I am fine with having this ordering be explicitly indeterminate. |
@jernoble We seem to agree on the outcome. FWIW my reading of http://www.w3.org/TR/workers/#the-event-loop is that it specifies exactly the kind of indeterminate ordering across different Workers' event loops that we will have with AudioWorker. |
#647 has been closed, closing this. Synchronous sections have all been annotated. |
The spec mentions that Promises returned from suspend(), resume(), and close() should be resolved or rejected, but not whether that should occur before or after the Promise is returned. (Exception: the spec does say "immediately" in the case of suspend()ing an already suspended context, but even that could be construed ambiguously.
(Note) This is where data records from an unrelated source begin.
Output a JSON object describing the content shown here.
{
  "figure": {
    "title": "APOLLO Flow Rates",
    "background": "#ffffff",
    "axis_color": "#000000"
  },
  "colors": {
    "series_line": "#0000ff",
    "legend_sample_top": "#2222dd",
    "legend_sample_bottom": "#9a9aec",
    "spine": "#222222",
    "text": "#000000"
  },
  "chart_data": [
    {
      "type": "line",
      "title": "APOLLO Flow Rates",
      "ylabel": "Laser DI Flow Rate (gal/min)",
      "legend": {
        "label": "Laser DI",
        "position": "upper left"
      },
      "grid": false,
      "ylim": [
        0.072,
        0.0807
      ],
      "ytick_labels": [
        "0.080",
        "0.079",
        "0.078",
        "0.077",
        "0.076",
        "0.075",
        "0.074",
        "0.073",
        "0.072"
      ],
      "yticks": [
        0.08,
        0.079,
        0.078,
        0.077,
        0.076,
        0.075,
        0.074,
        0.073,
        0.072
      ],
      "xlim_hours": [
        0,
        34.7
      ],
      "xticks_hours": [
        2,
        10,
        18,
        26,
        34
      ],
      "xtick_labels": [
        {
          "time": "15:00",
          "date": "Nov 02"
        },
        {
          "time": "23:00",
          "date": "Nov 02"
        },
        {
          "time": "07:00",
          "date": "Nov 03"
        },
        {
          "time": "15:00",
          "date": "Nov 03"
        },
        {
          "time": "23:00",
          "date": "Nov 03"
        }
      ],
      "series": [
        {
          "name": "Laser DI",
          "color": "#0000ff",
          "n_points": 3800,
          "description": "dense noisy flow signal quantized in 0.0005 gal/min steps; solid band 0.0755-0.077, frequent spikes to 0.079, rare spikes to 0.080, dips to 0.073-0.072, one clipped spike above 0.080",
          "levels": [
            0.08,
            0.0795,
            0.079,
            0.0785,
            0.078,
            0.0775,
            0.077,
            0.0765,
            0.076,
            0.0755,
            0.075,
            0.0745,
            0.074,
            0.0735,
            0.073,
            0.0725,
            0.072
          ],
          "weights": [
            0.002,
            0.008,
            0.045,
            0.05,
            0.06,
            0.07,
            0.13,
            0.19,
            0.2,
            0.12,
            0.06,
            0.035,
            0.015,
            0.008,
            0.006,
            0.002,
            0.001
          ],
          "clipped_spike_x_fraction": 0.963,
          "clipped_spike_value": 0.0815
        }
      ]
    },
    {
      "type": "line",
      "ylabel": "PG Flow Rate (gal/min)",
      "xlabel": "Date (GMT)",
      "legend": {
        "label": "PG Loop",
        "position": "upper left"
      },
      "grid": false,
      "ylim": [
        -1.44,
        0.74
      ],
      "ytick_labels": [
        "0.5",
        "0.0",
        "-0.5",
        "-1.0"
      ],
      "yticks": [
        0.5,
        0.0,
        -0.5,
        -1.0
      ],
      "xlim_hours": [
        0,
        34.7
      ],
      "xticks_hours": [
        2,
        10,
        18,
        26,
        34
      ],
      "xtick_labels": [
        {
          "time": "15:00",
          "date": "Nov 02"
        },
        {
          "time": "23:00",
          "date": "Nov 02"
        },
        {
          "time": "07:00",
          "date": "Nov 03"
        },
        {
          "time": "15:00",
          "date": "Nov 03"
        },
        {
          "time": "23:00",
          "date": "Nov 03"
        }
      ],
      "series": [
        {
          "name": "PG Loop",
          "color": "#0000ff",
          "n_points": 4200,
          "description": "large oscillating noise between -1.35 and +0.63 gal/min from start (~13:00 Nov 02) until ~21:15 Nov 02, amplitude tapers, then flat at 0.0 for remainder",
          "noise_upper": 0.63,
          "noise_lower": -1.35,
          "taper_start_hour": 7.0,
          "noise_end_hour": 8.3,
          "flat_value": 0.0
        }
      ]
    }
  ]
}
Chrome rejects/resolves these promises after returning them; WebKit is investigating rejecting/resolving them before returning. (Ref: WebKit bug 145164).
The ambiguity could be removed by rewording these sections to read, e.g., in resume(): "If the context is already running, return a resolved Promise.", "If the context is already closed, return a rejected Promise." if the intention is to resolve/reject before returning, or: "If the context is already running, queue a task to resolve the Promise." if not.